Orlando é aqui!

O terrível acontecimento recente em Orlando, quando dezenas de pessoas foram mortas e feridas por homofobia, deve-nos levar à reflexão. Qualquer vida, segundo Sócrates, que não é refletida, não vale a pena ser vivida. Não há como negar a homofobia presente na tragédia, ainda que possa ter havido raízes religiosas por trás dela. Todo bom estudante de História, Filosofia, Ciência da Religião, Psicologia ou afins sabe que as três grandes religiões monoteístas – judaísmo; cristianismo e islamismo – trazem em seu discurso e em sua prática a rejeição da homossexualidade e, ainda mais, do sujeito que se assume como homossexual.

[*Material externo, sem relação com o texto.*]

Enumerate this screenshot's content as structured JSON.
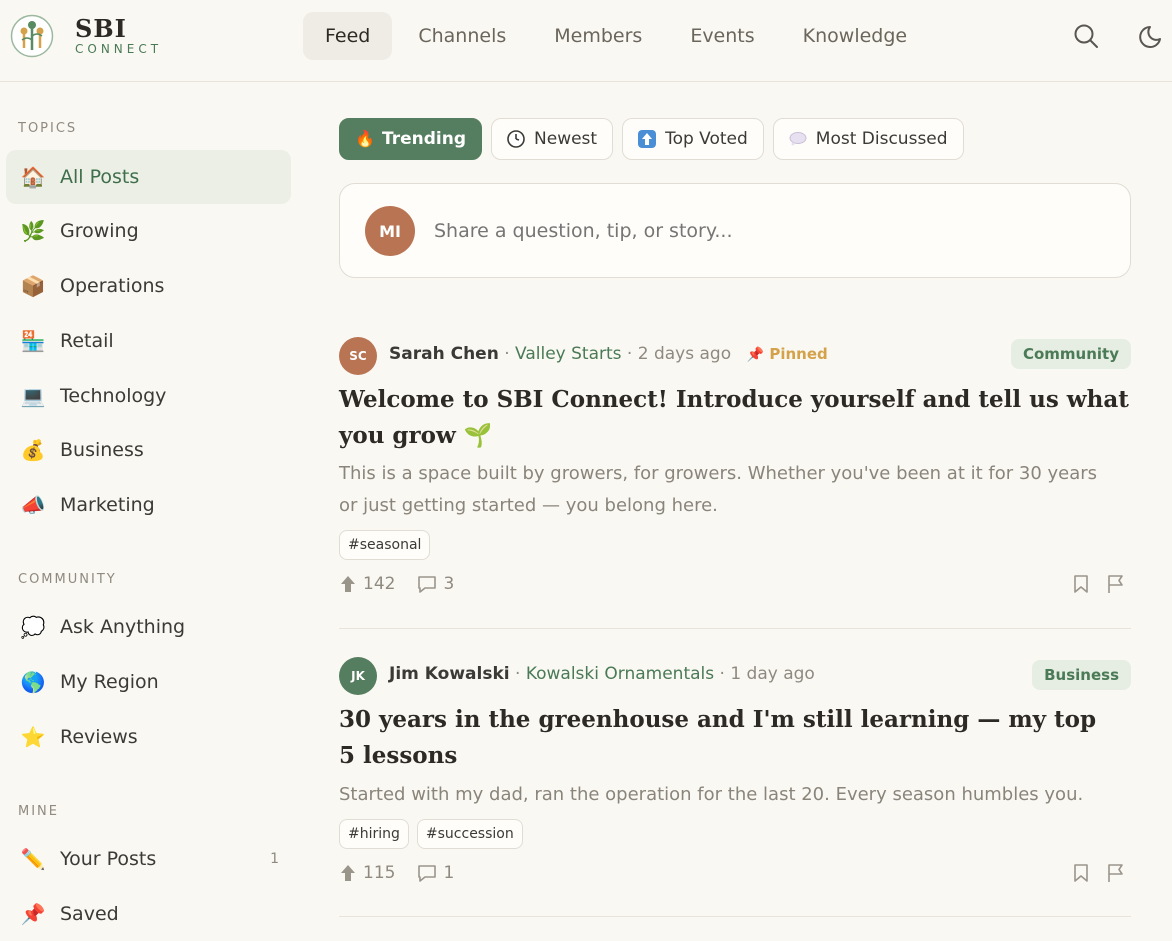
{
  "brand": {
    "name": "SBI",
    "tagline": "CONNECT"
  },
  "nav": {
    "items": [
      {
        "label": "Feed",
        "active": true
      },
      {
        "label": "Channels",
        "active": false
      },
      {
        "label": "Members",
        "active": false
      },
      {
        "label": "Events",
        "active": false
      },
      {
        "label": "Knowledge",
        "active": false
      }
    ]
  },
  "sidebar": {
    "topics_title": "TOPICS",
    "topics": [
      {
        "label": "All Posts",
        "icon": "house-icon",
        "emoji": "🏠",
        "active": true
      },
      {
        "label": "Growing",
        "icon": "herb-icon",
        "emoji": "🌿"
      },
      {
        "label": "Operations",
        "icon": "package-icon",
        "emoji": "📦"
      },
      {
        "label": "Retail",
        "icon": "store-icon",
        "emoji": "🏪"
      },
      {
        "label": "Technology",
        "icon": "computer-icon",
        "emoji": "💻"
      },
      {
        "label": "Business",
        "icon": "money-bag-icon",
        "emoji": "💰"
      },
      {
        "label": "Marketing",
        "icon": "megaphone-icon",
        "emoji": "📣"
      }
    ],
    "community_title": "COMMUNITY",
    "community": [
      {
        "label": "Ask Anything",
        "icon": "speech-bubble-icon",
        "emoji": "💭"
      },
      {
        "label": "My Region",
        "icon": "globe-icon",
        "emoji": "🌎"
      },
      {
        "label": "Reviews",
        "icon": "star-icon",
        "emoji": "⭐"
      }
    ],
    "mine_title": "MINE",
    "mine": [
      {
        "label": "Your Posts",
        "icon": "pencil-icon",
        "emoji": "✏️",
        "count": "1"
      },
      {
        "label": "Saved",
        "icon": "pushpin-icon",
        "emoji": "📌"
      }
    ]
  },
  "filters": [
    {
      "label": "Trending",
      "icon": "fire-icon",
      "active": true
    },
    {
      "label": "Newest",
      "icon": "clock-icon",
      "active": false
    },
    {
      "label": "Top Voted",
      "icon": "up-arrow-icon",
      "active": false
    },
    {
      "label": "Most Discussed",
      "icon": "speech-bubble-icon",
      "active": false
    }
  ],
  "composer": {
    "avatar_initials": "MI",
    "placeholder": "Share a question, tip, or story..."
  },
  "posts": [
    {
      "initials": "SC",
      "avatar_color": "#b87453",
      "author": "Sarah Chen",
      "farm": "Valley Starts",
      "time": "2 days ago",
      "pinned_label": "Pinned",
      "category": "Community",
      "title": "Welcome to SBI Connect! Introduce yourself and tell us what you grow 🌱",
      "body": "This is a space built by growers, for growers. Whether you've been at it for 30 years or just getting started — you belong here.",
      "hashtags": [
        "#seasonal"
      ],
      "upvotes": "142",
      "comments": "3"
    },
    {
      "initials": "JK",
      "avatar_color": "#557d5f",
      "author": "Jim Kowalski",
      "farm": "Kowalski Ornamentals",
      "time": "1 day ago",
      "category": "Business",
      "title": "30 years in the greenhouse and I'm still learning — my top 5 lessons",
      "body": "Started with my dad, ran the operation for the last 20. Every season humbles you.",
      "hashtags": [
        "#hiring",
        "#succession"
      ],
      "upvotes": "115",
      "comments": "1"
    }
  ],
  "colors": {
    "accent": "#557d5f",
    "brand_green": "#4a7a56",
    "pinned": "#d4a24a",
    "background": "#faf8f3"
  }
}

Mas Orlando é também aqui. A homofobia está presente no povo brasileiro, de raízes católicas, dito festeiro e bom anfitrião. Cerca de quatro homossexuais são assassinados diariamente na cidade em que moro, Salvador (Bahia). O número pode variar um pouco, para mais ou para menos, nas outras metrópoles, mas a realidade é a mesma. Nas ruas, nos shoppings, nas escolas, nos ambientes sociais diversos, fora dos guetos LGBT, os homossexuais não podem tranquilamente manifestar o seu desejo, o seu amor, até mesmo o seu comportamento, como é o caso dos homossexuais efeminados, que chegam a ser discriminados entre seus pares, tamanha é a força do preconceito e do machismo.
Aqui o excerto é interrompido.